Don’t get me wrong, you can have a real crack on the racetrack, but this is a car that rewards clean lines and smooth driving more than ever if you’re after quick lap times.
It loves to rev – to 7000rpm and beyond – but I expected even sharper throttle response from the twin-turbo set-up. It’s obviously quick, but it still seems like a couple of beats before you’re properly in the powerband and hurtling towards the next corner.

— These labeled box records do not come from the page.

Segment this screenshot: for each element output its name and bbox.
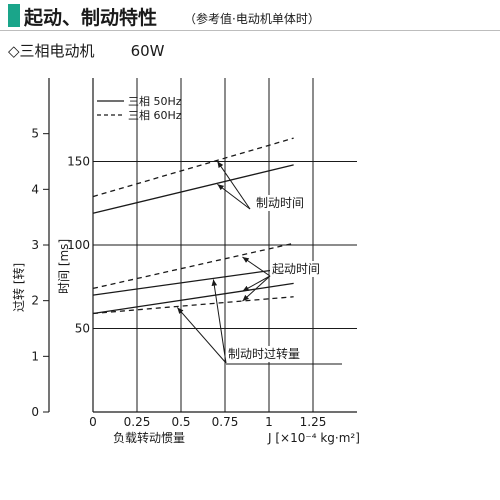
time-axis-label: 时间 [ms] — [57, 239, 71, 294]
series-line — [92, 266, 294, 296]
annotation-start-time-bg — [270, 261, 322, 277]
series-line — [92, 242, 294, 290]
annotation-braking-time: 制动时间 — [256, 196, 304, 210]
header: 起动、制动特性 （参考值·电动机单体时） — [0, 0, 500, 34]
legend-label: 三相 60Hz — [128, 109, 182, 122]
annotation-overrun-bg — [226, 346, 302, 362]
annotation-arrow — [211, 279, 227, 364]
x-tick-label: 0.25 — [124, 415, 151, 429]
x-tick-label: 1 — [265, 415, 273, 429]
time-tick-label: 150 — [67, 155, 90, 169]
overrun-tick-label: 1 — [31, 349, 39, 363]
time-tick-label: 100 — [67, 238, 90, 252]
annotation-braking-time-bg — [254, 195, 306, 211]
series-line — [92, 164, 294, 214]
annotation-arrow — [242, 256, 271, 277]
x-tick-label: 0 — [89, 415, 97, 429]
overrun-tick-label: 2 — [31, 294, 39, 308]
x-axis-label: 负载转动惯量 — [113, 430, 185, 445]
overrun-tick-label: 4 — [31, 182, 39, 196]
annotation-start-time: 起动时间 — [272, 262, 320, 276]
annotation-arrow — [242, 275, 271, 302]
annotation-overrun: 制动时过转量 — [228, 346, 300, 361]
overrun-tick-label: 5 — [31, 127, 39, 141]
x-axis-unit: J [×10⁻⁴ kg·m²] — [267, 431, 360, 445]
x-tick-label: 0.75 — [212, 415, 239, 429]
header-divider — [0, 30, 500, 31]
overrun-axis-label: 过转 [转] — [11, 263, 26, 312]
series-line — [92, 137, 294, 198]
annotation-arrow — [217, 183, 251, 210]
motor-power-label: 60W — [130, 42, 165, 60]
time-tick-label: 50 — [75, 322, 90, 336]
annotation-arrow — [216, 161, 251, 210]
motor-type-label: 三相电动机 — [19, 42, 95, 60]
x-tick-label: 1.25 — [300, 415, 327, 429]
annotation-arrow — [242, 275, 271, 292]
series-line — [92, 296, 294, 315]
section-heading: ◇三相电动机 60W — [8, 40, 164, 61]
x-tick-label: 0.5 — [171, 415, 190, 429]
brand-accent-block — [8, 4, 20, 27]
diamond-icon: ◇ — [8, 42, 20, 60]
overrun-tick-label: 0 — [31, 405, 39, 419]
annotation-arrow — [176, 307, 227, 364]
page-title: 起动、制动特性 — [24, 7, 158, 29]
overrun-tick-label: 3 — [31, 238, 39, 252]
page-subtitle: （参考值·电动机单体时） — [184, 12, 320, 26]
series-line — [92, 282, 294, 315]
legend-label: 三相 50Hz — [128, 95, 182, 108]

Those suspension tweaks and more aggressive stiffening measures definitely translate into more cat-like reflexes with solid body control, but there’s no way to ascertain the M2’s ride-comfort merits until we get the car through the garage and test it in the urban jungle.
The new M2 Competition is a better car than its M2 predecessor, though not through any one component, including the new engine. Rather, it’s the sum of each and every component added and tweak made to the chassis itself that has produced a more precise, if not quicker, M-Car than that which it replaces.
In the end, it’s still the best M-Car under $150K that BMW builds.
The fully loaded M2 Competition is priced from $104,900 plus on-roads with a seven-speed dual-clutch transmission as standard, though you can have a six-speed manual as a no-cost option, with the car available in dealerships now.
The less-equipped Pure version is priced from $99,900 and available from early 2019. While it gets the same engine and mechanicals, it does without electric seat adjustment, comfort access system, Harman Kardon sound system, adaptive LED lights with variable light distribution, BMW selective beam and anti-glare high-beam assistant, as well as differently styled 19-inch M light-alloy wheels.
Instead, the Pure version makes do with manual seat adjustment, Bi-LED headlights with variable light distribution including cornering lights, and a seven-speaker 205W audio system.
Apart from the standard three-year factory warranty, BMW offers five years/80,000km inclusive M Service packages for the M2, either in Basic or Plus terms for a one-off payment of $2500 or $7150 respectively.